Les Mongols ou Tartares possédaient alors en Perse un royaume puissant, qui s’étendait depuis le bas Euphrate et les frontières de la Syrie jusqu’à la mer Caspienne. Argun (1284-91), troisième roi de la dynastie régnante, manifestait une certaine aversion pour l’islamisme et estimait particulièrement les Juifs et les chrétiens. Il s’était attaché un médecin juif, nommé Saad Addaula, homme d’une grande intelligence, d’un caractère désintéressé et d’un savoir étendu. Il était, en outre, d’une belle stature, avait des manières aimables et possédait l’habileté et la souplesse d’un diplomate. Amateur de poésie et de science, il protégeait savants et poètes. Ayant été assez heureux pour guérir Argua d’une grave maladie, il gagna ses bonnes grâces et put ainsi avoir de fréquents entretiens avec lui. Il causa souvent avec lui des affaires de l’État, lui signala certains abus et lui indiqua quelques réformes à introduire dans l’administration. Enchanté des excellents conseils de Saad Addaula, Argun en fit son favori et l’éleva à la dignité de premier ministre.
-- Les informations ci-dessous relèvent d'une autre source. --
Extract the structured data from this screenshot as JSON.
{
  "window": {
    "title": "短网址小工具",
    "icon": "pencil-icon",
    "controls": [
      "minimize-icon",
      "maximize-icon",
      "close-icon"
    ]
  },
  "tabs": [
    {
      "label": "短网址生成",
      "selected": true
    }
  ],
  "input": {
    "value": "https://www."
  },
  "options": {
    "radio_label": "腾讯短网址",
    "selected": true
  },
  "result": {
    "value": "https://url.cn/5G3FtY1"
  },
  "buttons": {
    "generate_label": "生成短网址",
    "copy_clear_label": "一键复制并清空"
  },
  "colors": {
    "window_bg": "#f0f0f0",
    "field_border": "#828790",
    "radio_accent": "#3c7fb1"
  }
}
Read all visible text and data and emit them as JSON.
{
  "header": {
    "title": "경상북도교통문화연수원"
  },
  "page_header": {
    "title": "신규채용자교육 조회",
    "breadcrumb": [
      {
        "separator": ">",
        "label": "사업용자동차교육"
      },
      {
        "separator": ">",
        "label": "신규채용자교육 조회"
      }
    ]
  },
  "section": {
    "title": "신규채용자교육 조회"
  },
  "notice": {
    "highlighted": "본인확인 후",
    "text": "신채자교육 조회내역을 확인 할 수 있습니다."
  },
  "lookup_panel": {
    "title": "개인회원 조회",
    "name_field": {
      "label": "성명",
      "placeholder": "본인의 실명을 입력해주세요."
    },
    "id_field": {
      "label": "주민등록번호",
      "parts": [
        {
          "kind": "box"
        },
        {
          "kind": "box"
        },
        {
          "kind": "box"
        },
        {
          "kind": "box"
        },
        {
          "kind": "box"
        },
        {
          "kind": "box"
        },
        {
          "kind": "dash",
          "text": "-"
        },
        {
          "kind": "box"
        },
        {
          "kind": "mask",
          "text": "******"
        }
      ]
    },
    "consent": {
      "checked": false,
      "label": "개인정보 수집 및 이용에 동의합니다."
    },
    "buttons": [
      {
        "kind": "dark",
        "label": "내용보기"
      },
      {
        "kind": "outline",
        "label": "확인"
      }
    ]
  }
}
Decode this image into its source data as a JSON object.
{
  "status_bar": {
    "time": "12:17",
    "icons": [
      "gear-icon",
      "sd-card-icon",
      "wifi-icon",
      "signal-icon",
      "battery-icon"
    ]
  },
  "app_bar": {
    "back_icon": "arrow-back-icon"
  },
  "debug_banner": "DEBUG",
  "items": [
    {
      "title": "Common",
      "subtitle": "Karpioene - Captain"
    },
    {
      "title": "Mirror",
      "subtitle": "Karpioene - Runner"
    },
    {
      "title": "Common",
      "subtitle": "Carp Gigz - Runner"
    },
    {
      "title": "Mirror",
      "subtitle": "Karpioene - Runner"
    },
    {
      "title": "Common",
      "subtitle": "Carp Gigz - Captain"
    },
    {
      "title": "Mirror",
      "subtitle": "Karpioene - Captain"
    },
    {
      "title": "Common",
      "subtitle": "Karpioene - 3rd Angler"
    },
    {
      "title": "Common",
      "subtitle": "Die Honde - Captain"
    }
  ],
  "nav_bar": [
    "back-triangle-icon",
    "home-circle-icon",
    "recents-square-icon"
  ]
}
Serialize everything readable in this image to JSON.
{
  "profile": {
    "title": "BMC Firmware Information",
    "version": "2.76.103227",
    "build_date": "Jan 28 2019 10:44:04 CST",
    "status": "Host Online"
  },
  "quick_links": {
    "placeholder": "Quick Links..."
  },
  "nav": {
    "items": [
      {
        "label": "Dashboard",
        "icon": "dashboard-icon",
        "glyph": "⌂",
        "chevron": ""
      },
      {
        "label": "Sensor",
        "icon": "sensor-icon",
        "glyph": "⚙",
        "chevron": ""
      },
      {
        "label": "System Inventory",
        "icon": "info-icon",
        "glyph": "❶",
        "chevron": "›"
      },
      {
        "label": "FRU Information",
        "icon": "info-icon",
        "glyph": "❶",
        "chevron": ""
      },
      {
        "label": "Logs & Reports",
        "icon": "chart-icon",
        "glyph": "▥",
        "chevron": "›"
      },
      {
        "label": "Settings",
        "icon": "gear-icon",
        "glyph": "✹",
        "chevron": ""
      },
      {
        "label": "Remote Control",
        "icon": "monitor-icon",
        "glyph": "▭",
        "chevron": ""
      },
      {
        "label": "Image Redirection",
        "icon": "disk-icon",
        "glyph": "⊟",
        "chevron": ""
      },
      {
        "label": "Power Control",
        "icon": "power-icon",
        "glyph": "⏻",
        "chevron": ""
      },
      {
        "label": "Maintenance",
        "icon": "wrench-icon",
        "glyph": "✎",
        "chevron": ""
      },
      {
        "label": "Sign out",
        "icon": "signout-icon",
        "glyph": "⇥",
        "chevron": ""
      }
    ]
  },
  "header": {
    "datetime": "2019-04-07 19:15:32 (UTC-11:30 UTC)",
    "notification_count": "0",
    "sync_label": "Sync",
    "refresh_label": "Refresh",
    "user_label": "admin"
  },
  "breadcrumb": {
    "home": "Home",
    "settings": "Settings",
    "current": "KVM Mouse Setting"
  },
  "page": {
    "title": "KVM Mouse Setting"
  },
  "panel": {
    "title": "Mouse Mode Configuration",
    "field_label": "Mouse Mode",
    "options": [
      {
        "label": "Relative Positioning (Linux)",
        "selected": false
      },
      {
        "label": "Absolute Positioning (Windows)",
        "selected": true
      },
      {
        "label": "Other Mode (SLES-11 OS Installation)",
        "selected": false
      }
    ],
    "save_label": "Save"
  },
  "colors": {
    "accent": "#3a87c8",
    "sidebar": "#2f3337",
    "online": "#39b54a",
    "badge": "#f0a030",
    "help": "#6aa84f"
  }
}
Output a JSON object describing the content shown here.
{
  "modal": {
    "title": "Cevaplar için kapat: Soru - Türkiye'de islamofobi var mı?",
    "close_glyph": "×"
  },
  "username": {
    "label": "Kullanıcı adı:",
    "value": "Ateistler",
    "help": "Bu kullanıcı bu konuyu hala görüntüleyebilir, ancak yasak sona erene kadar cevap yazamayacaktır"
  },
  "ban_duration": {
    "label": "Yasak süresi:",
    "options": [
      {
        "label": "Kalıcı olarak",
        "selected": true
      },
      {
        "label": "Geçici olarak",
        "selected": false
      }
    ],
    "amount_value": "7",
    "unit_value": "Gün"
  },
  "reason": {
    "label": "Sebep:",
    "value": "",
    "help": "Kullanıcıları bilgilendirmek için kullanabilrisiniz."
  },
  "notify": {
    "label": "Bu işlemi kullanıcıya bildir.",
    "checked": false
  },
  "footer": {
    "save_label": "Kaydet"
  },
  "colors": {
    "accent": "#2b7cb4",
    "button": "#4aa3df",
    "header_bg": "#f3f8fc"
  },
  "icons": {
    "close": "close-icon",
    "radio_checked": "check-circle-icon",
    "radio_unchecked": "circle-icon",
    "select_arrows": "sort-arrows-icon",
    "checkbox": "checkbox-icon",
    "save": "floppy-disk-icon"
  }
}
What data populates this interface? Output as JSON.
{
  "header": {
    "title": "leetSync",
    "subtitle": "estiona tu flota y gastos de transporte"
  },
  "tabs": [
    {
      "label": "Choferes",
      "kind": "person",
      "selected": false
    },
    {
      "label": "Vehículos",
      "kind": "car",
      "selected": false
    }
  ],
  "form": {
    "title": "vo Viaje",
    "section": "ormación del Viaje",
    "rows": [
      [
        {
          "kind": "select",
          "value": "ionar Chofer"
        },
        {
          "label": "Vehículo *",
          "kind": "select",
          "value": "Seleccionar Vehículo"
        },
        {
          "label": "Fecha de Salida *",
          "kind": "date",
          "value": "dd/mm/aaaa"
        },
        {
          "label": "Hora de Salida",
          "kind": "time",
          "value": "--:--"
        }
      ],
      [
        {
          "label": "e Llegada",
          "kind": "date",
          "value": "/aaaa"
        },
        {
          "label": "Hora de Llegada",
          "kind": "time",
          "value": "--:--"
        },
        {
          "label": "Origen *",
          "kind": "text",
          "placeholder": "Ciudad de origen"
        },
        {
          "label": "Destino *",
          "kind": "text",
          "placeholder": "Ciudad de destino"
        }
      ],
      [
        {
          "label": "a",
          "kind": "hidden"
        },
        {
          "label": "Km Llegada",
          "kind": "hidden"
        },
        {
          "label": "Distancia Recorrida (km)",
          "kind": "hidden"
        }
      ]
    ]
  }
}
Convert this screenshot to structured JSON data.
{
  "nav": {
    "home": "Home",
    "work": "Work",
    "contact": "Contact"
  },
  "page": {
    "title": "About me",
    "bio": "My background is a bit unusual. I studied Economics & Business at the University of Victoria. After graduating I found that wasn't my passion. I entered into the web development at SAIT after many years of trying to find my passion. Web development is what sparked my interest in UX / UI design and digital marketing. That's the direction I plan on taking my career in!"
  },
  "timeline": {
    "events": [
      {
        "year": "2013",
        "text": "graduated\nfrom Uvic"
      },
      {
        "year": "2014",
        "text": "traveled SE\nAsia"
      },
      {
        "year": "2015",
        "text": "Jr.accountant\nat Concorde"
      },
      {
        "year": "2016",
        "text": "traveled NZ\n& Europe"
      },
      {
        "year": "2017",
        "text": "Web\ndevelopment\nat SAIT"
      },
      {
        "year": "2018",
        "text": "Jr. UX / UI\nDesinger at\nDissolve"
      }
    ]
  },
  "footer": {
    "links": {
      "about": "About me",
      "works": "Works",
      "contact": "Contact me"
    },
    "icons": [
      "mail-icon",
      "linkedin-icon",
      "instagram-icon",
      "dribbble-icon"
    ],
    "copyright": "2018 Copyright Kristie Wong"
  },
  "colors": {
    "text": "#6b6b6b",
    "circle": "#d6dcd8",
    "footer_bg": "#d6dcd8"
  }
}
Ce fut, sans doute, la nouvelle des hautes fonctions confiées, en Palestine, à un de leurs coreligionnaires, qui engagea les Juifs d’Allemagne à émigrer, sous la conduite de Meïr de Rothenbourg. Mais ce dernier, qui croyait pouvoir partir en secret, fut reconnu par un renégat juif et jeté en prison. Sur l’ordre de Rodolphe, on l’enferma dans la tour d’Ensisheim, en Alsace (4 Tamouz = 19 juin 1286). Dans la pensée de l’empereur, cette détention avait pour but d’effrayer les masses juives et d’arrêter parmi elles le courant d’émigration, qui tendait à devenir de plus en plus fort. Car le départ des Juifs aurait fait subir des pertes considérables au Trésor impérial.